I broke with my boyfriend three days before Valentine’s Day, a decision that, I am aware, was less than ideal. But it was the best one that I have ever made, for it brought me home to myself. It allowed me to hold myself up after months of trying to coach something else into the right way of doing it. Walking away from that relationship, while feeling cruel and unfair to this human who did nothing but love and respect me, showed me that I am far stronger than I ever believed. It showed me that, despite everything, I really do believe in love more than anything else in this world. For what other reason do any of us have to leave a fine lover, if not for the sake of finding a brilliant one; one that makes us feel as if there are a thousand tiny butterflies dancing across our skin?
After emerging from an adolescence that left me, as it leaves so many of us, scathed and afraid to trust, I found myself sliding all too easily into the toxic behavior of being “cool”. I never wanted to be the one who cared more, loved more, got hurt more, ever again.
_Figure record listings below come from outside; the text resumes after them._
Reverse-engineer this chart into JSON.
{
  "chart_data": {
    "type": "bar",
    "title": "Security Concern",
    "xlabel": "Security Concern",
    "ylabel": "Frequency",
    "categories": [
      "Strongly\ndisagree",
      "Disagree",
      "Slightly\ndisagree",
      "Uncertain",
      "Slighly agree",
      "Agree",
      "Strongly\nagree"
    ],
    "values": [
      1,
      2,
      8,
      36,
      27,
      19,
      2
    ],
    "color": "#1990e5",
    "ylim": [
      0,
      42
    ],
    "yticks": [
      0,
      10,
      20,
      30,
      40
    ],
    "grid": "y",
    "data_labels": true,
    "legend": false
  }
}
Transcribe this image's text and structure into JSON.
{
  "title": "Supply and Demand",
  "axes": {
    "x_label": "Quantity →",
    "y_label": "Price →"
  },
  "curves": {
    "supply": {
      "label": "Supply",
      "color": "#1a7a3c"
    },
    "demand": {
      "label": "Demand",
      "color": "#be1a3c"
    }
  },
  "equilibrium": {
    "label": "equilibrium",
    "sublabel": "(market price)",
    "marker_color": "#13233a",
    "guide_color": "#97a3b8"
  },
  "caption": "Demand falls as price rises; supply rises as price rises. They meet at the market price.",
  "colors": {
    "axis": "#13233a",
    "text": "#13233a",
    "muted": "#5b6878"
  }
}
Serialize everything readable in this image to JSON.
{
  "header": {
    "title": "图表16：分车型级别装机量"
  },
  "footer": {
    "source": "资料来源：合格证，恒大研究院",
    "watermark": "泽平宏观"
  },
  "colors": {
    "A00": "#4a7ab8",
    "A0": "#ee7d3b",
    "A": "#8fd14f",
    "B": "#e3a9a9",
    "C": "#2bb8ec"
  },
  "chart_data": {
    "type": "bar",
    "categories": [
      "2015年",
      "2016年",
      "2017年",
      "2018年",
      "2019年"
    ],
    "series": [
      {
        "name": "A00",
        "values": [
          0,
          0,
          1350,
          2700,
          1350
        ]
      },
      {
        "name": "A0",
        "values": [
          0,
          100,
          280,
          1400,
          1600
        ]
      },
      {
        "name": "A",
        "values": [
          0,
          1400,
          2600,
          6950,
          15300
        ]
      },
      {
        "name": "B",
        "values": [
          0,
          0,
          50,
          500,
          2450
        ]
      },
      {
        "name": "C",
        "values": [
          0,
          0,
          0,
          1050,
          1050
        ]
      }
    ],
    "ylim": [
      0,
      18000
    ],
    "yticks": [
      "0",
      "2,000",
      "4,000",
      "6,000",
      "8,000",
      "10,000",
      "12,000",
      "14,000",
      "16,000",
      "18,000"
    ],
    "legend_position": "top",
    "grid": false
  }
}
Perhaps that is why I dated someone that, from the very beginning, I think I knew that I would never love. And I am so sorry for the ways in which that hurt him. I want to curl up in a ball and cry for the ways in which I know that I hurt him, and for all the humans who get hurt everyday because of the unhealed pain of others. As someone who has known both sides of a breakup, we do it often, and we do it well. But I have found now, after spending all of those months wishing that I could feel something, anything, that to be the one who cares and loves less is nothing but floating through an abysmal state of loneliness. The kind that hollows you. The kind that makes you wish for a fire, even if you can still remember the ways in which you have been burned. I think of W. H. Auden’s poem, The More Loving One, and how as human beings with fleeting flesh and finite time, it is the most that any of us can ever do to be the more loving one every chance that we get. And if you find that you cannot do that, if you cannot love this person with every atom of your being, you must instead find the courage to leave.
So I chose to spend this fourteenth of February alone, observing love. I watched my neighbor open her door to find an embarrassingly beautiful bouquet on her doorstep from her husband, half the world away. I bought myself a coffee and smiled at all of the couples holding each others hands; holding each others hearts. I walked through the world all day and noticed the look on each girl’s face who clutched flowers in her arms. And the strangest sensation of uncontrollable joy washed over me. To see all of these displays of romantic love did not make me feel alone, but rather more connected than ever to the strangers all around me. For their small displays of love gave me endless hope. To see other people experiencing what you desire most in this world is like medicine, for you know that it exists. You can see it on every street corner if you just look.
So whether it makes you sick or not, whether you know love, want love, or have lost love and are still just finding your way, happy day of it all.